Our client – a large service provider for debt collection – required a reliable method to predict the probability of incoming debt payments and defaulters. In a two-stage-approach, niologic implemented a predictive solution. This helped the client identify debtors who are more likely to pay than others and to plan their actions accordingly.


The client focusses on debt collection and differentiates between three types of debtors. Those who are likely to pay the full debt, those who pay the debt partially or those who do not pay at all. Furthermore, their work consists of identifying debts, which can be traced back to miscommunication. To meet the client’s demands, niologic set up a multi-stage predictive model based on customer data and publicly available open data, for identifying debtors within the given categories and predict the probability of payment and defaulters.


First, niologic used Google Cloud Dataflow to prepare the data and Cloud Data Loss Prevention to remove Personally Identifiable Information (PII) and set up a data warehouse (DWH) in Google BigQuery.
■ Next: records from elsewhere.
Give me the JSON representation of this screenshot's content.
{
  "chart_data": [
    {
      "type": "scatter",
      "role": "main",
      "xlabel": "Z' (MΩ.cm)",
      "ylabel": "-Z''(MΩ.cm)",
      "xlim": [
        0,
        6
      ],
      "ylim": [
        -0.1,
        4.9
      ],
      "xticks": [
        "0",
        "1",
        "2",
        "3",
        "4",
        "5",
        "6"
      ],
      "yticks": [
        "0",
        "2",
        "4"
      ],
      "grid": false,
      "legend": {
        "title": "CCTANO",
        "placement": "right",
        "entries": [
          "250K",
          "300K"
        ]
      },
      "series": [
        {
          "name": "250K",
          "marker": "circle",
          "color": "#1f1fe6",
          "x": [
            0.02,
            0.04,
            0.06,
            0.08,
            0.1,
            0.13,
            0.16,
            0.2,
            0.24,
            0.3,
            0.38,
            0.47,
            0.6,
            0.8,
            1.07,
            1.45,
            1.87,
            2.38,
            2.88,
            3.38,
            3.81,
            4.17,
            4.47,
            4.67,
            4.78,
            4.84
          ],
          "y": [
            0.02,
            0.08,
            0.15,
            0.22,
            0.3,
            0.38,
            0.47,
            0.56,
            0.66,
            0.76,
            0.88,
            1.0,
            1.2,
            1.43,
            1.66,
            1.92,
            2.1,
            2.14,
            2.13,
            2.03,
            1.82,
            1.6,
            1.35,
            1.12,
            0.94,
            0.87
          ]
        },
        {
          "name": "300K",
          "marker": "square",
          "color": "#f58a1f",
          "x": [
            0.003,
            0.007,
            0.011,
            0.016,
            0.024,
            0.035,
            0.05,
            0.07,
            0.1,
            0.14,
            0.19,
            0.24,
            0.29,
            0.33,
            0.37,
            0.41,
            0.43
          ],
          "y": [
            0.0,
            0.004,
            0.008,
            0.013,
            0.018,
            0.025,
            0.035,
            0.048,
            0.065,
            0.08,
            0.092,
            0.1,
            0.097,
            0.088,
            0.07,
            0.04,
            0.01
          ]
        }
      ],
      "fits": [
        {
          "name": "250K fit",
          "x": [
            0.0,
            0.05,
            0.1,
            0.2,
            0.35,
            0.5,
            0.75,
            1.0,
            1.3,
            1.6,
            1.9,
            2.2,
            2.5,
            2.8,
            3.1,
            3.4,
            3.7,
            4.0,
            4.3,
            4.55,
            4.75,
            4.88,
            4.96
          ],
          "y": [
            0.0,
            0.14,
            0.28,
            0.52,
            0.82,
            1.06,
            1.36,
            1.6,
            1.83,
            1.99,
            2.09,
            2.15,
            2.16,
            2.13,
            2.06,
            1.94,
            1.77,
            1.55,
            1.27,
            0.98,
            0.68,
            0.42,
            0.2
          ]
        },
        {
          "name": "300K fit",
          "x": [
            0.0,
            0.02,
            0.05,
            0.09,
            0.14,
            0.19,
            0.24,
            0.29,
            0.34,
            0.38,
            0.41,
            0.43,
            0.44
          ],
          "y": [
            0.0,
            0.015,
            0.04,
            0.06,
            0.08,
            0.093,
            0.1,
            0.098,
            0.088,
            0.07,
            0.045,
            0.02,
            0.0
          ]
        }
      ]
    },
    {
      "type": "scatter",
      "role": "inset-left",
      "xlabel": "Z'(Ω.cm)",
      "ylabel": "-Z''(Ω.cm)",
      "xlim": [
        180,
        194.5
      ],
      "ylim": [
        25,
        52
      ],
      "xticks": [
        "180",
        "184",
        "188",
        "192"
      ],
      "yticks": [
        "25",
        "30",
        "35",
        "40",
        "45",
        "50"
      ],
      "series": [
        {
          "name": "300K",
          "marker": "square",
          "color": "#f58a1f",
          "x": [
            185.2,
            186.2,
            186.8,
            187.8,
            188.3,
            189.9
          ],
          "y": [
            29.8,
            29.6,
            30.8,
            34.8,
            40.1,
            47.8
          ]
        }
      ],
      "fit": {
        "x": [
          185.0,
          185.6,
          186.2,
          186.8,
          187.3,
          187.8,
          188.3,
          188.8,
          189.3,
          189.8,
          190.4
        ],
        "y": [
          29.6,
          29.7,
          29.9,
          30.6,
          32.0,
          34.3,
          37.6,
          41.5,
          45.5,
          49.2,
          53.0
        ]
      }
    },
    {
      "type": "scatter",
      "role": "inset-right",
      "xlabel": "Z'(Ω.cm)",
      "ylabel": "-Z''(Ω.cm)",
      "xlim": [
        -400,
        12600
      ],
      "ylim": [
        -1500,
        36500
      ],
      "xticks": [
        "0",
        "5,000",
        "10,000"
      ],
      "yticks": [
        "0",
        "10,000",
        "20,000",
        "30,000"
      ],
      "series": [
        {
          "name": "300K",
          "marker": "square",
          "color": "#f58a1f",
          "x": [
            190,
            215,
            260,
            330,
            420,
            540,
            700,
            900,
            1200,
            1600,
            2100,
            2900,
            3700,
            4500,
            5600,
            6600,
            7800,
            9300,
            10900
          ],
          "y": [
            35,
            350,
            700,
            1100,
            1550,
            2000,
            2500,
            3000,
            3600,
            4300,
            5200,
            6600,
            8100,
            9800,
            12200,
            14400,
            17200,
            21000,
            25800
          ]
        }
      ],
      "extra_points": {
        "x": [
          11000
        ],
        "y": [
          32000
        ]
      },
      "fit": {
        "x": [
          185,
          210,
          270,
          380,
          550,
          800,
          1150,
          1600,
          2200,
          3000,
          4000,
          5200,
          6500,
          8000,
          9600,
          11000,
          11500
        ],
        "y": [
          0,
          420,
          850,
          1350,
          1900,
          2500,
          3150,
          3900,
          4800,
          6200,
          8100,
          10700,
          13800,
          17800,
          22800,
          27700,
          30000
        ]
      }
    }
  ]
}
After that, biases were removed using geographical information enriched with the BigQuery OSM public data set. Subsequently, first intuitions for feature engineering were modeled as prototypes with BigQuery ML and AutoML. For production, niologic decided to use a two-stage classification model – an ensemble approach with gradient boosting on decision trees. To measure the quality of classifications, niologic used f1-score and Area under Curve (AUC). Following this, our team deployed model inferencing using Google Cloud Dataflow. Finally, the batch prediction was stored in the BigQuery DWH.

Results and Customer Value

Niologic successfully implemented a predictive model tailored towards the client’s demands. The client is now able to predict the probability of debt payments, which allows them to prioritize debtors, who are likely to pay. The solution further enables the client to approach debtors who are less likely to pay. This is done by providing a prediction for the most efficient channel for starting a dialogue. Additionally, the solution provides insight into cases which exist solely due to miscommunication, or lack thereof, from the creditors. Consequently, corresponding debt can be cleared swiftly once such cases are identified.